When they found out, Tina was confused. A word like cancer, although scary to adults, didn’t make much sense to her. “She didn’t really understand it,” said Denise. “We didn’t know what to expect. It wasn’t until she lost her hair. When it started falling out she realized what was really happening and I guess me too. We were a little scared because it comes out in clumps sometimes and it’s frightening. But then you get over it because it’s only hair.”

Dancing Water Binette-Wapachee, 7, has also had her share of heartache. She underwent her third open-heart surgery procedure in December at the Ste. Justine’s Hospital in Montreal.

“She was born with half a heart,” her mother Alice told the Nation. After the last operation “we’re hoping she’ll be okay at least until her early 30’s. Then she will probably need a heart transplant.”

Dancing Water has been recovering well since the surgery. She can now run and play like other kids her age.

She was born with only two of four heart valves and the remaining two frequently block. In previous surgeries doctors have had to connect her heart to veins in her chest and arm to keep blood flowing to the artery.

Beaudoin added that any child who is between the ages of 3 and 18 and suffering from a life-threatening illness is eligible for a wish.

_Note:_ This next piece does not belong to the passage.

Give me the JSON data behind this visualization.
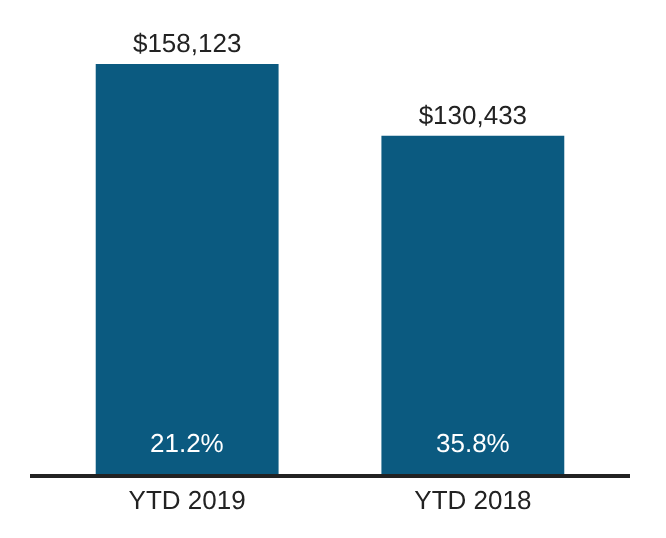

There will be a Children’s Wish Foundation golf tournament June 9 in Chibougamau in honour of Kim Raymond, a sick child from that town who died last November after a battle with Cystic Fibrosis.

Denise Brown said that the Eastmain band and the Cree Human Resources Department where she works have been a huge help in dealing with her daughters’ illness.

“I’ve been able to go back and forth to Montreal at the CHRD, and for that I’m grateful. They make it possible for us to go and fight cancer.”

Sadly, some wishes cannot be granted. “When I asked Tina what her wish would be, she said that she’d wish she didn’t have cancer. That made me very sad.”